The $19 billion-asset company said in a press release Thursday that it will sell 6.6 million shares of common stock. It could sell another 990,000 shares of stock if there is enough demand.

Bank of the Ozarks CEO George Gleason.
Bank of the Ozarks, led by CEO George Gleason, is looking to raise more than $300 million ahead of next year’s DFAST stress test.

Bank of the Ozarks said it will use proceeds from the sale for purposes such as organic growth and acquisitions.

Bank of the Ozarks is looking to raise capital before Dec. 31, the date used for financials reported on the DFAST, Stephen Scouten, an analyst at Sander O’Neill, wrote in a note to clients after talking to the company’s management. The company’s first DFAST stress test is set for June 2018.

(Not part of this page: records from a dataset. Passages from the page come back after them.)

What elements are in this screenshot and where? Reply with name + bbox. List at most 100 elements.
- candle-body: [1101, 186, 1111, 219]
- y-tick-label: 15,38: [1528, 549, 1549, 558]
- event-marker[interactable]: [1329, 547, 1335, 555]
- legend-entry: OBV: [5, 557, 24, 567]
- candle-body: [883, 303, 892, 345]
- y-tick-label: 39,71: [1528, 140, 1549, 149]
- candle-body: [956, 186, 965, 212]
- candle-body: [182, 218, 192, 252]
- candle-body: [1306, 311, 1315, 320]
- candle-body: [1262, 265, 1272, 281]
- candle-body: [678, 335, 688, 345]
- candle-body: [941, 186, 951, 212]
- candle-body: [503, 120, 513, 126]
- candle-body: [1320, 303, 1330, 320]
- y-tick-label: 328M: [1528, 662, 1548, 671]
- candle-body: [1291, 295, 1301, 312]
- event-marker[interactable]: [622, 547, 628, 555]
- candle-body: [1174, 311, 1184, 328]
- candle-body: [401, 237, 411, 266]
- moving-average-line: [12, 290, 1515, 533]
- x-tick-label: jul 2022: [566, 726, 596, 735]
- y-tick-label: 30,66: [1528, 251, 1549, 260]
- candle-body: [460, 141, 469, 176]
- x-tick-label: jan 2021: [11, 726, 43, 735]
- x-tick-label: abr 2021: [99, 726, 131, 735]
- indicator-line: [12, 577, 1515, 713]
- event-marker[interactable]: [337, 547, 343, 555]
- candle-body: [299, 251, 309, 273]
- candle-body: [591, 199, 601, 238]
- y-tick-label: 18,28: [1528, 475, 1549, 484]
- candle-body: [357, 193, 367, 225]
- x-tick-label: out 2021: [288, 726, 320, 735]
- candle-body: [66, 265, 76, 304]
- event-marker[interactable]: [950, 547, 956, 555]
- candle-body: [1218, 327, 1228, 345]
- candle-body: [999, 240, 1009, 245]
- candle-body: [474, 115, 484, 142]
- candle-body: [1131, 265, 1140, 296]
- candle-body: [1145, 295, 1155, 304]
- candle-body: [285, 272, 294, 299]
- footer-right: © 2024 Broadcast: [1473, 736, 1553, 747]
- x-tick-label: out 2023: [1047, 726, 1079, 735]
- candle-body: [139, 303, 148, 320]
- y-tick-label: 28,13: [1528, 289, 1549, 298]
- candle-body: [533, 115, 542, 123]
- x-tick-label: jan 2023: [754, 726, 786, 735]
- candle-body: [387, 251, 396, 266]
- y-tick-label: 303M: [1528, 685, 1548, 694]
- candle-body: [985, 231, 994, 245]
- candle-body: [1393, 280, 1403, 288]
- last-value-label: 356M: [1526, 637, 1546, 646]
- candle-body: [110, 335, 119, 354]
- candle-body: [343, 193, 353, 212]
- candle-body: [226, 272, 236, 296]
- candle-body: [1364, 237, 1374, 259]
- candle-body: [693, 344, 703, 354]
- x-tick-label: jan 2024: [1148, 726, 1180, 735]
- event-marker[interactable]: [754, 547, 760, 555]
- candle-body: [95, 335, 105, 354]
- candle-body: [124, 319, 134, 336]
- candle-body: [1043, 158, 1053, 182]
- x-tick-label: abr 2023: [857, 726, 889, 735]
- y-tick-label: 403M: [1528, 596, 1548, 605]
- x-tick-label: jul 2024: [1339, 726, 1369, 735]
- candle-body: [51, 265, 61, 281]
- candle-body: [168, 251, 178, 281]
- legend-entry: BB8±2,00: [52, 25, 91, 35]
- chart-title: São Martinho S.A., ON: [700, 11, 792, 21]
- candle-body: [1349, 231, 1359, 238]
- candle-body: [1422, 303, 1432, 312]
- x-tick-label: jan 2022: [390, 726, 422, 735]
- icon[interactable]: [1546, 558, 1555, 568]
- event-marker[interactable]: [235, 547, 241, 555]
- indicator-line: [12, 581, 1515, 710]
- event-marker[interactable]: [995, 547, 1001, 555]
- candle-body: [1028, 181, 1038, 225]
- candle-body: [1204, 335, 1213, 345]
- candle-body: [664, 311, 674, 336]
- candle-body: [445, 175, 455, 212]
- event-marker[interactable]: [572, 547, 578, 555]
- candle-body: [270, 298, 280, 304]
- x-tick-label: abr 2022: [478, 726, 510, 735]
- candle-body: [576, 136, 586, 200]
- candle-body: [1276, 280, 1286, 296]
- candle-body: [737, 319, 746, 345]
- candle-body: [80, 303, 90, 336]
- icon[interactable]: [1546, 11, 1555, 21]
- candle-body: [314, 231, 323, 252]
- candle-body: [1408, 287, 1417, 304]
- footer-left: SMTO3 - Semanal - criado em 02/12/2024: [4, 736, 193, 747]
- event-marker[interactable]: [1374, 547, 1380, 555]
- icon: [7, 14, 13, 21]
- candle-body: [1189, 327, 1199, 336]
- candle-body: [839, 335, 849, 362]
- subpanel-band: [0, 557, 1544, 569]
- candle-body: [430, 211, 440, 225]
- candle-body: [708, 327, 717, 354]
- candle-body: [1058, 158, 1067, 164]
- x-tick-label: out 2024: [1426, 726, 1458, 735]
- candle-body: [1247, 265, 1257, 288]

“The stress test does not account for capital formation during the nine-quarter test period, which would leave [Bank of the Ozarks’] capital levels thin in the base case scenario, given the company's continued rapid growth,” Scouten wrote.

Bank of the Ozarks has been an active acquirer in recent years, buying C1 Financial in St. Petersburg, Fla., and Community & Southern Holdings in Atlanta. The company announced in April that it will dissolve its holding company for cost-cutting purposes.